Wednesday, September 13, 2006

Best practices, network outages and.....resolutions !!!

One of the first things I would advise for any IT Guy is to profile his network and system infrastructure. It is very essential that you document all and every network-enabled device. It will assist you to greatly in planning any upgradation to your company's IT infrastructure, you want to take a system offline for maintenance, OR more importantly you have to quickly and effectively resolve any outage. Some of the key things to include would be as follows:
  • Architechture of the network.

  • Public IP addresses and their mappings if NAT is assigned to devices within network.

  • Number of Routers / Switches / Firewall devices / Modems / Access Points / VoIP phones.

  • OS and firmware versions running on each of these network devices.

  • Always Backup ALL configurations on a network repository or on a DVD/CD.

  • Take snapshots of the configurations of critical resources like Firewall settings / AV Server settings / DHCP / Routers etc. It may be more than handy when you are configuring a newer device or rebuilding the device if the backup configuration is not working.

  • IP Addresses and more importantly MAC addresses of all the network enabled devices.

  • Network points/node numbers assigned to each user.

  • Remembering a series of usernames/passwords can be quite a task for anyone. Storing them in a Excel or Word with password protection is not recommended because they can be cracked. Instead, Store the Passwords/usernames in an excel file and then encrypt it with a key. You can use a tool like PGP for this.

  • Also, make sure that the employees in the company are aware of the Threats / Trends/ best practices for safe computing. For the starters, clearly communicate the IT Policies, Do's and Don'ts.

Let me share an experience with you that happened few days back in the office:

It was the day as usual at the office - corporate mails, checking router health, Backup status on the drive, Server health, MRTG graphs, Helpdesk stats.... Since ours is an R & D company lot of devices are in and out of the LAN frequently.

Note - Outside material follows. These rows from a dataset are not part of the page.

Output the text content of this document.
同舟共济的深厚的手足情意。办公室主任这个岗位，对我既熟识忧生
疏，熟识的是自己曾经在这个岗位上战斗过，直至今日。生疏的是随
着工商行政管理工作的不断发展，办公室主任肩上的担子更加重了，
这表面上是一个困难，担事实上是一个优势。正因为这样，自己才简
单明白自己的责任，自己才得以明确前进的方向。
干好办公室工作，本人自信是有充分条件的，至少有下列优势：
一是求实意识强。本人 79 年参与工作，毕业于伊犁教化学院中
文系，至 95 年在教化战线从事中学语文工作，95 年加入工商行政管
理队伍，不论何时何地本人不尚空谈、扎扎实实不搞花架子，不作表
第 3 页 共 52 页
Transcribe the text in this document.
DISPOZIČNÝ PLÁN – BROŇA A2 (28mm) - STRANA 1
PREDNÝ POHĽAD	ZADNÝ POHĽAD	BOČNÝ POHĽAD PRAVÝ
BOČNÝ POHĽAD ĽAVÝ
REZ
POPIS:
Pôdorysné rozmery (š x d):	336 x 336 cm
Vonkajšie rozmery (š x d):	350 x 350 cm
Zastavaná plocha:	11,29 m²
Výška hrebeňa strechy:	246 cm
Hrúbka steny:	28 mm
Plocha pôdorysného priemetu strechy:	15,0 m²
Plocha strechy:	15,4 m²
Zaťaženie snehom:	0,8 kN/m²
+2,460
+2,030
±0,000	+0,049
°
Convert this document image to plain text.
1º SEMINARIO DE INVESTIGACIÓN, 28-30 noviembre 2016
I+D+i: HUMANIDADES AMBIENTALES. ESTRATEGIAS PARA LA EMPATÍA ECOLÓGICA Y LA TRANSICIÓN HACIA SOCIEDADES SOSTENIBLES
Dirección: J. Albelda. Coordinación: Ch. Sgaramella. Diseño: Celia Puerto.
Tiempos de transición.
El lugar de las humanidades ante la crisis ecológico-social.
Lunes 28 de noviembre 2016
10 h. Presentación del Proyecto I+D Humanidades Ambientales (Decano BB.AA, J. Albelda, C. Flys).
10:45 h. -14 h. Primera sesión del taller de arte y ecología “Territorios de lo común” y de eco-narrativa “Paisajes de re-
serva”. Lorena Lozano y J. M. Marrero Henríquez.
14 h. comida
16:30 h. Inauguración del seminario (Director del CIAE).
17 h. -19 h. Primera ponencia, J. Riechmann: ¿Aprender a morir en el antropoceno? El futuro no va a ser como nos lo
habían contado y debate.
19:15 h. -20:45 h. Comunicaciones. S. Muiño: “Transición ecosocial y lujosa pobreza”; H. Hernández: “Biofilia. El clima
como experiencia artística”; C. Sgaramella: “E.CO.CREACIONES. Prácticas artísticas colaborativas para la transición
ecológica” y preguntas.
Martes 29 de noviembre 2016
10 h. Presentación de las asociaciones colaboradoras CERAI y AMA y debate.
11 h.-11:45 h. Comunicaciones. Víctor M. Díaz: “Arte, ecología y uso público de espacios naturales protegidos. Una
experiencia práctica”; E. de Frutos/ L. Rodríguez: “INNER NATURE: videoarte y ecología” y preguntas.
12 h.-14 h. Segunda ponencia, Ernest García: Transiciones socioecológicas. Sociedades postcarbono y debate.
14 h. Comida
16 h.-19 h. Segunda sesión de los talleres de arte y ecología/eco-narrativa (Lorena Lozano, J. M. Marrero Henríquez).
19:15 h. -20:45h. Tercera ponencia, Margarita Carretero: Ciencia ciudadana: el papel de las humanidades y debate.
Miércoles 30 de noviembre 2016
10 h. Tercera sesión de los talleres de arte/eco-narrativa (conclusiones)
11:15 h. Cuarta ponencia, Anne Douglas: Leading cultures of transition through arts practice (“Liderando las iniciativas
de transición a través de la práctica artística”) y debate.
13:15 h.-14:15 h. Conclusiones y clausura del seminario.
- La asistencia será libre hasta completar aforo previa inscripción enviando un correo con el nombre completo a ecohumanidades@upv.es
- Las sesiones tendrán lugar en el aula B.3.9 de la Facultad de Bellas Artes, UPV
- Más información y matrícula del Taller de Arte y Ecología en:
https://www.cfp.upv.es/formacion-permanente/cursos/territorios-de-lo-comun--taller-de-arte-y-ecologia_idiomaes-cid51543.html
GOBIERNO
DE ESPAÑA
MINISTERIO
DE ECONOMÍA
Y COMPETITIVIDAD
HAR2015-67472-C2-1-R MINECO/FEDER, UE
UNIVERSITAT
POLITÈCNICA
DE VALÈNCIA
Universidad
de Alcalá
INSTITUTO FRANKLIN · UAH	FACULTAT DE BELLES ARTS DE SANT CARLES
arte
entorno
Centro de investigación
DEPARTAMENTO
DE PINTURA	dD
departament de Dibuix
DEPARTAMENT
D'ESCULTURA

Around afternoon that I got a call from couple of users complaining that they are not able to access the internet, our web-based helpdesk is located in a Co-Lo and it was inaccessible as well....hmm... getting ready for another day in the paradise. First things first, I telnetted to router to see if the Internet link was down. There were no problems with the link and it was working fine. Now the slightly scary situation.....I logged into the our Unified Threat Management system to check if there were any issues with it, and was hesitantly scrolling down the list and all of a sudden i see that the number of sessions had quadrupled to around 1000 and still increasing! Under normal circumstances, the number of sessions always used to hover around 200 and the maximum supported by the device was 2000.

What could have caused this? Intrusion? Virus attack? Switch poisoning? My heart was pounding as I was
going through pages and pages of logs and at last I got hold of the culprit. It was another DHCP server on the LAN! A rouge DHCP server, you can call it.

It was not over, as the log generally tracks the MAC address only with no inbuilt functionality to capture device name.

The next thing i checked was the excel file where I had stored all the MAC addresses of the network enabled devices in the company using an Open Source utility called Angry IP scanner. The MAC address matched with one of the LAPTOP, it was a Fujitsu laptop, but it was used for testing, hmmm...kinda floating laptop. I wasnt sure who was using it and the thoughts of running three floors up and down was lingering in my mind. I checked with the QA team, Hardware team which led me to the Apps team. There, was our user blissfully ignorant about the issue he had created.

He was testing an app called winproxy, which apart from acting as a proxy also functions as DHCP server. What amazes me is the ignorance of the users when it comes to reading the Readme file or the Do's and Dont's of using an application. I did give my piece of advise to our dude, and henceforth any testing of newer equipments on our LAN will be on an isolated network.

This is what prompted me to jot down the points that helped me resolve this issue in under 15 minutes. Hope you find it usefull.